Description

Language varieties are a primary means of expressing a person's social affiliation and identity. Hence, computer systems that can adapt to the user by displaying a familiar socio-cultural identity are expected to raise the acceptance within certain contexts and target groups dramatically. However, current systems are far from achieving the fidelity required for realization of these benefits.

For example, promising early results have been obtained in the context of speech synthesis through localized pronunciation, but it is clear that language variety is a multi-faceted concept that involves deviations from standard language on various linguistic levels.

Our goal is to develop algorithmic methods that are capable of capturing and reproducing all major idiosyncrasies displayed by a language variety, be they syntactic, lexical or phonetic in nature. Conceptually, part of this task can be understood as a machine translation problem, which is, however, characterized by unique properties.

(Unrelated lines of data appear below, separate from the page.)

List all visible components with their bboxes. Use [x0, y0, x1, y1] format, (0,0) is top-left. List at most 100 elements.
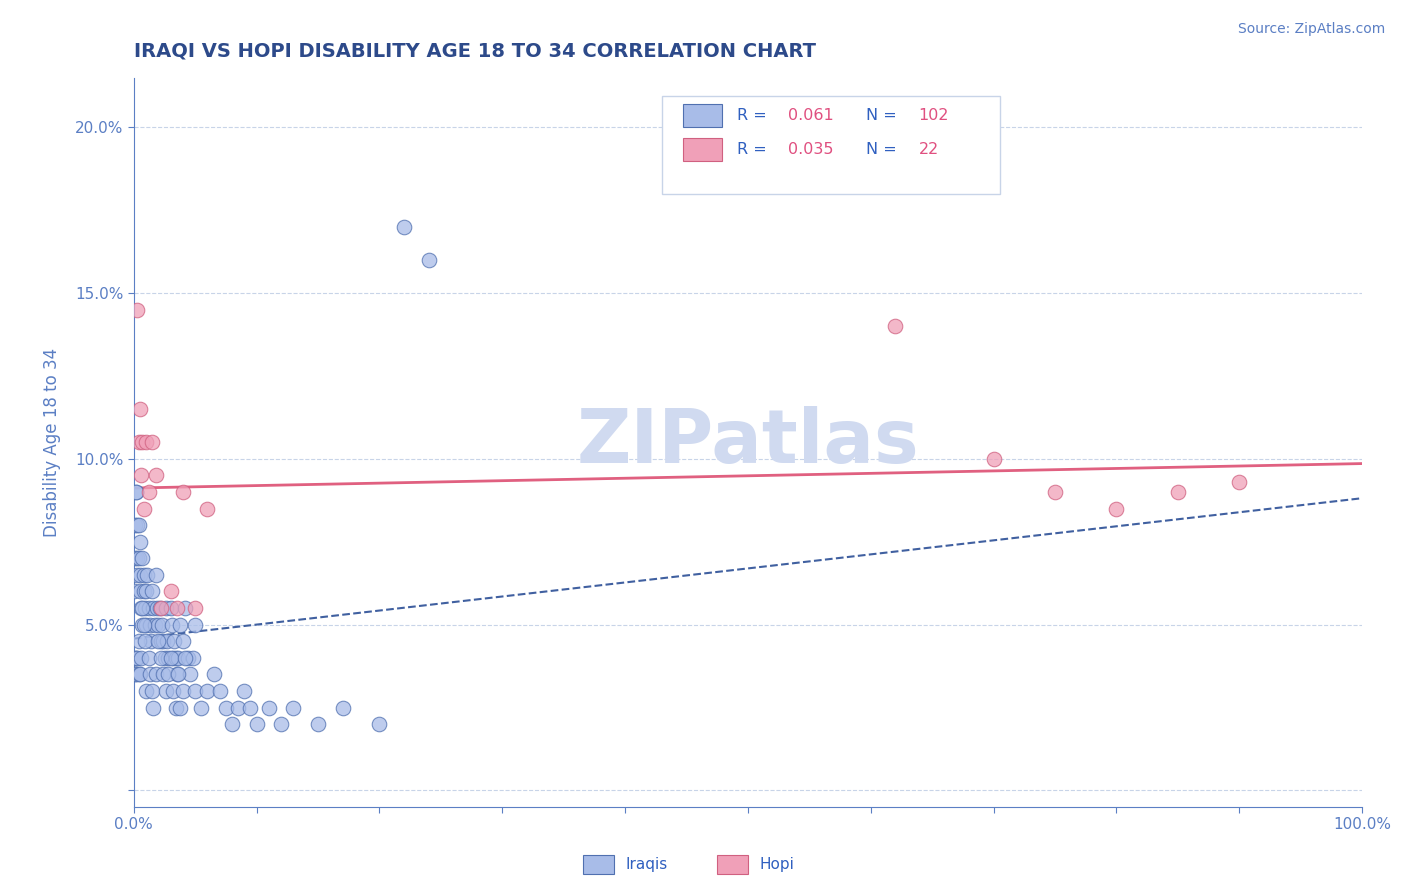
- Point: [270, 717, 292, 731]
- Point: [983, 451, 1005, 466]
- Point: [128, 551, 150, 566]
- Point: [125, 650, 148, 665]
- Text: Iraqis: Iraqis: [626, 857, 668, 871]
- Point: [165, 700, 187, 714]
- Point: [129, 601, 152, 615]
- Point: [149, 601, 172, 615]
- Point: [142, 700, 165, 714]
- Point: [156, 634, 179, 648]
- Point: [159, 601, 181, 615]
- Point: [226, 700, 249, 714]
- Point: [127, 650, 149, 665]
- Point: [139, 667, 162, 681]
- Point: [392, 219, 415, 234]
- Point: [148, 617, 170, 632]
- Point: [143, 617, 166, 632]
- Text: 0.035: 0.035: [789, 143, 834, 157]
- Point: [135, 435, 157, 450]
- Point: [125, 667, 148, 681]
- Point: [135, 617, 157, 632]
- Point: [124, 551, 146, 566]
- Point: [162, 684, 184, 698]
- Point: [129, 568, 152, 582]
- Point: [135, 684, 157, 698]
- Point: [132, 501, 155, 516]
- Point: [155, 684, 177, 698]
- Point: [172, 684, 194, 698]
- Point: [172, 634, 194, 648]
- Point: [181, 650, 204, 665]
- Point: [134, 601, 156, 615]
- Point: [127, 518, 149, 533]
- Point: [148, 634, 170, 648]
- Text: R =: R =: [737, 143, 766, 157]
- Point: [166, 667, 188, 681]
- Point: [167, 650, 190, 665]
- Point: [145, 667, 167, 681]
- Point: [141, 684, 163, 698]
- Point: [1105, 501, 1128, 516]
- Point: [153, 650, 176, 665]
- Point: [142, 601, 165, 615]
- Point: [124, 518, 146, 533]
- Point: [131, 617, 153, 632]
- Point: [136, 568, 159, 582]
- Point: [129, 534, 152, 549]
- Point: [146, 601, 169, 615]
- Point: [163, 634, 186, 648]
- Point: [129, 402, 152, 417]
- Point: [129, 650, 152, 665]
- Text: 0.061: 0.061: [789, 108, 834, 123]
- Point: [139, 617, 162, 632]
- Point: [1043, 485, 1066, 500]
- Point: [129, 667, 152, 681]
- Point: [169, 617, 191, 632]
- Text: 22: 22: [918, 143, 939, 157]
- Point: [169, 700, 191, 714]
- Point: [884, 319, 907, 334]
- Point: [166, 601, 188, 615]
- Point: [307, 717, 329, 731]
- Point: [174, 601, 197, 615]
- Text: IRAQI VS HOPI DISABILITY AGE 18 TO 34 CORRELATION CHART: IRAQI VS HOPI DISABILITY AGE 18 TO 34 CO…: [134, 42, 815, 61]
- Point: [418, 252, 440, 267]
- Point: [167, 667, 190, 681]
- Point: [152, 667, 174, 681]
- Point: [197, 684, 219, 698]
- Point: [239, 700, 262, 714]
- Text: ZIPatlas: ZIPatlas: [576, 406, 920, 479]
- Point: [184, 601, 207, 615]
- Point: [128, 634, 150, 648]
- Point: [127, 568, 149, 582]
- Point: [145, 568, 167, 582]
- Point: [122, 584, 145, 599]
- Point: [135, 584, 157, 599]
- Point: [165, 650, 187, 665]
- Point: [132, 568, 155, 582]
- Point: [132, 584, 155, 599]
- Point: [172, 485, 194, 500]
- Point: [128, 667, 150, 681]
- Point: [131, 601, 153, 615]
- Point: [159, 650, 181, 665]
- Point: [174, 650, 197, 665]
- Point: [246, 717, 269, 731]
- Point: [149, 601, 172, 615]
- Point: [141, 435, 163, 450]
- Point: [138, 650, 160, 665]
- Point: [138, 485, 160, 500]
- FancyBboxPatch shape: [683, 103, 723, 128]
- Point: [202, 667, 225, 681]
- FancyBboxPatch shape: [683, 138, 723, 161]
- Point: [184, 617, 207, 632]
- Point: [221, 717, 243, 731]
- Point: [127, 551, 149, 566]
- Point: [128, 435, 150, 450]
- Point: [138, 601, 160, 615]
- Point: [177, 650, 200, 665]
- Point: [155, 601, 177, 615]
- Text: R =: R =: [737, 108, 766, 123]
- Point: [124, 667, 146, 681]
- Text: 102: 102: [918, 108, 949, 123]
- Point: [131, 435, 153, 450]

For one thing, substantial written corpora of a language variety are rare, and orthographic conventions can vary greatly among existing resources. Parallel resources for a standard language and a variety thereof are even less common. But such parallel data is the workhorse of modern machine translation systems and key to producing sufficiently natural utterances. It then seems that current methods are inadequate for the task at hand.

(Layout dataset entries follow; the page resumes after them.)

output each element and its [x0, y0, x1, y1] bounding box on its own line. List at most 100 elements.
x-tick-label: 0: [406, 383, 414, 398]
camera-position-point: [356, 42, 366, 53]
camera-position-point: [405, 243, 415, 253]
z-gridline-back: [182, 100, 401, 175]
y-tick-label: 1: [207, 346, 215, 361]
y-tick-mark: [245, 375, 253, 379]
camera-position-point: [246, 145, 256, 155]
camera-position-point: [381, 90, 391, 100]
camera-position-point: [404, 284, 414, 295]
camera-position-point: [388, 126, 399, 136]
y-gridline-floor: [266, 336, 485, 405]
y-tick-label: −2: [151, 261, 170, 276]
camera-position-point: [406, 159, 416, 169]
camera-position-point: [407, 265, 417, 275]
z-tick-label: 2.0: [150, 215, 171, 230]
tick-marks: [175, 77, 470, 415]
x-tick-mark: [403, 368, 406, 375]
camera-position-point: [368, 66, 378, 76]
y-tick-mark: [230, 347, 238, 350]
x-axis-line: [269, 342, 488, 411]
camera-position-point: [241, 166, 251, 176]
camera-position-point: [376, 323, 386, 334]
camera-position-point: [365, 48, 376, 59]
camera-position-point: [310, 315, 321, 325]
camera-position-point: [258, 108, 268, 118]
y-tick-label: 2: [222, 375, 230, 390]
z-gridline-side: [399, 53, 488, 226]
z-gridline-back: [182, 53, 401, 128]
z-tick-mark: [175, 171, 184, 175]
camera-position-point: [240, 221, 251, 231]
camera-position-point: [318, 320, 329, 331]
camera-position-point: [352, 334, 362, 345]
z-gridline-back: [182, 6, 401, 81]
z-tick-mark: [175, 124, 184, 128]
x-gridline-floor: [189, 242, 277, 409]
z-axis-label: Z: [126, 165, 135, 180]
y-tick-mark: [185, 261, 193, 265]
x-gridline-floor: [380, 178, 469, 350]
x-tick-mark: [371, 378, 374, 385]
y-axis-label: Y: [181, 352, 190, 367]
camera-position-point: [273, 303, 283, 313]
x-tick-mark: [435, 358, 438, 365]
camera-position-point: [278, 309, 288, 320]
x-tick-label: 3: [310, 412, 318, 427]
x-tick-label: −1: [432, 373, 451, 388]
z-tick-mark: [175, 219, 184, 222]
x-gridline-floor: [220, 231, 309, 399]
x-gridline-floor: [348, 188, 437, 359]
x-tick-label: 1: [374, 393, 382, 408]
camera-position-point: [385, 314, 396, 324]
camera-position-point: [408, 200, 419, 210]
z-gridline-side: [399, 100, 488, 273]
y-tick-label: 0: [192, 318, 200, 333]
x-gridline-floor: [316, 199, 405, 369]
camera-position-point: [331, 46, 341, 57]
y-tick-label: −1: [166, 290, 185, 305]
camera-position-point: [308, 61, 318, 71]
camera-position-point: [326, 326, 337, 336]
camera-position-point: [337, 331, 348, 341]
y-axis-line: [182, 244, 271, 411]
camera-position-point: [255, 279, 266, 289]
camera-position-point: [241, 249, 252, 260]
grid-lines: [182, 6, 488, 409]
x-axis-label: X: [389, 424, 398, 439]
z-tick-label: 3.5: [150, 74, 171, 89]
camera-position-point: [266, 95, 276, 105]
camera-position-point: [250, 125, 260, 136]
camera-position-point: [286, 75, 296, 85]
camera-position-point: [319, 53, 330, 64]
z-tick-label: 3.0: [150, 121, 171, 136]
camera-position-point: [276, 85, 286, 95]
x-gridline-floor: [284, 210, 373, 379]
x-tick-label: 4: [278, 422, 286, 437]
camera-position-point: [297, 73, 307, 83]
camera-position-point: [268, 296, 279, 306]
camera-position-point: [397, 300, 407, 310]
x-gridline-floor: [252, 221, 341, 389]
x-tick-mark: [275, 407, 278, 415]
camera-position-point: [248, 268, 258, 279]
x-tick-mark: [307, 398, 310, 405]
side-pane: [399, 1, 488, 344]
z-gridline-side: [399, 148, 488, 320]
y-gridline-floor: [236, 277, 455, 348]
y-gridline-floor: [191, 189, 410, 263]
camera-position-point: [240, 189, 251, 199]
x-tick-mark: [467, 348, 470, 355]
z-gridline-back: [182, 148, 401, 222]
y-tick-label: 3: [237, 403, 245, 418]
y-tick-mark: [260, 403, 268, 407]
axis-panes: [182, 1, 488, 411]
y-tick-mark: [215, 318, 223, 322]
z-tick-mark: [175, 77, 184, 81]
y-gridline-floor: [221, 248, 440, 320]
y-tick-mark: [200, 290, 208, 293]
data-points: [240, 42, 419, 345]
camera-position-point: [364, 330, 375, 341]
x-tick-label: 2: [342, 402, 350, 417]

On the other hand, the relative proximity between a standard language and its varieties works to our advantage. Furthermore, steady progress on the machine learning front has opened up new possibilities. We argue that utilizing these facts, it will be possible to draw on statistical machine translation techniques despite data sparsity.

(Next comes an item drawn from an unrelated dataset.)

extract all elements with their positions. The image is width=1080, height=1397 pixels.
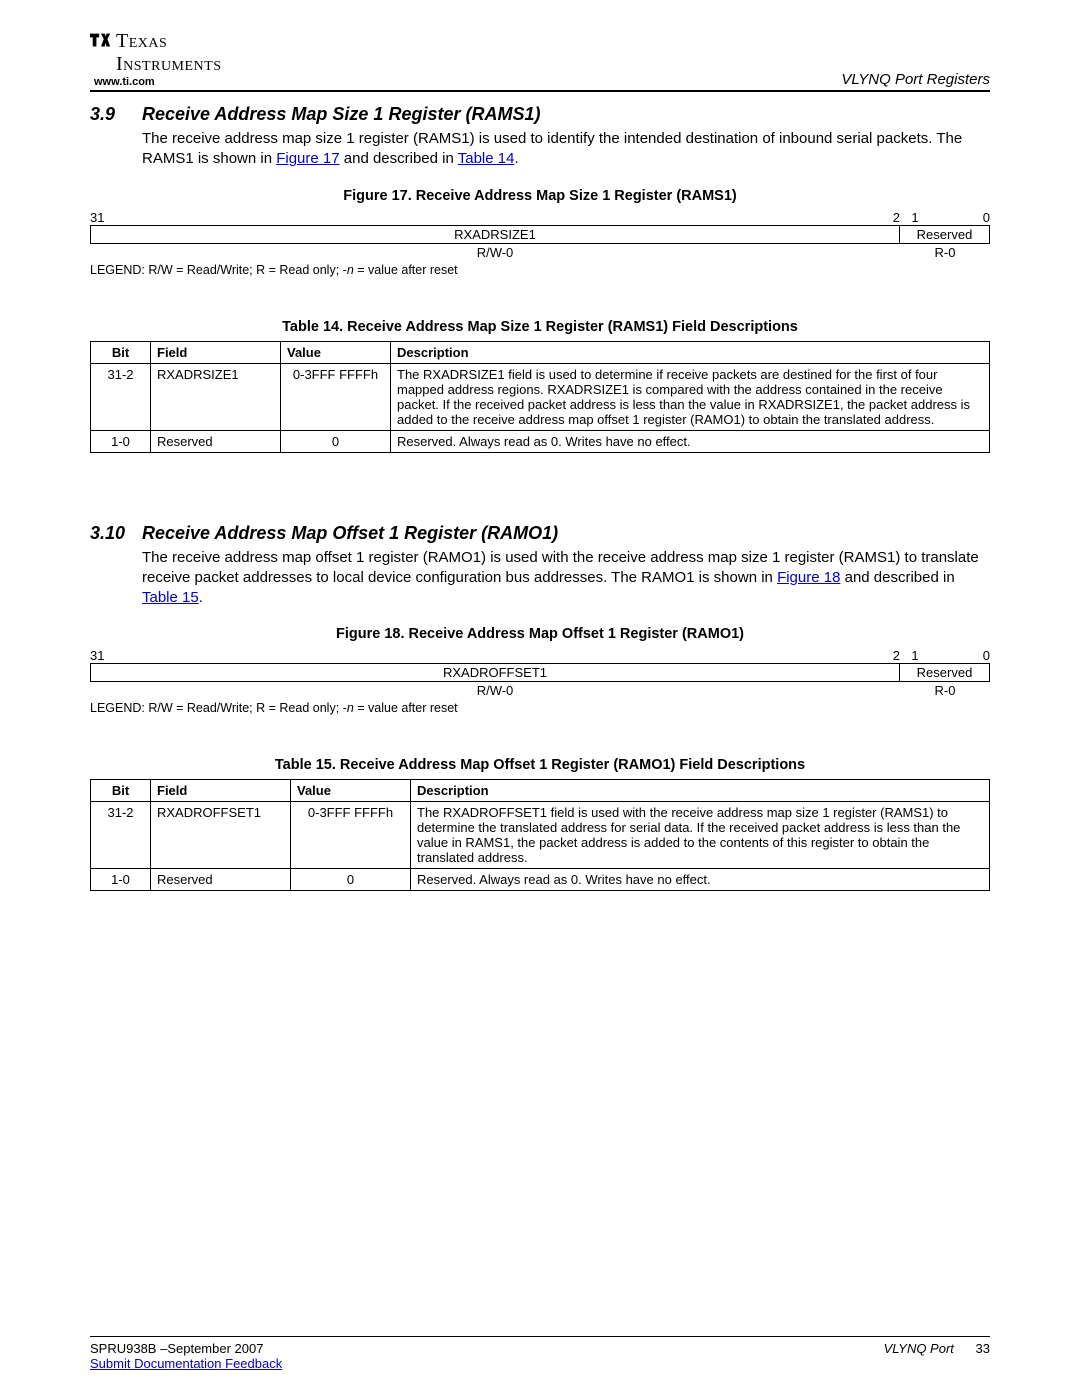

In particular, we will investigate principled bootstrapping of parallel data and statistical models using active learning techniques. Such a strategy allows for reduced manual effort by automatically choosing for annotation by a human those sentences that will result in the largest leap in quality. Within this overall framework, we aim at employing several recent advances in machine learning and statistical machine translation.

Notably, factored translation models will be used for separate translation of different linguistic levels, thereby mitigating the combinatorial explosion incurred by translation of full word forms. Moreover, using discriminative machine learning techniques, we will incorporate rich linguistic hints that can greatly enhance generalization performance.

Standard German and its Viennese varieties will serve as a test bed for realization and exploration of our techniques. Through the proposed project, we aim at establishing methods that are sufficiently general to greatly facilitate similar endeavors in the future. Moreover, the resulting prototype will be of great value for localization of information systems within the wider region of Vienna.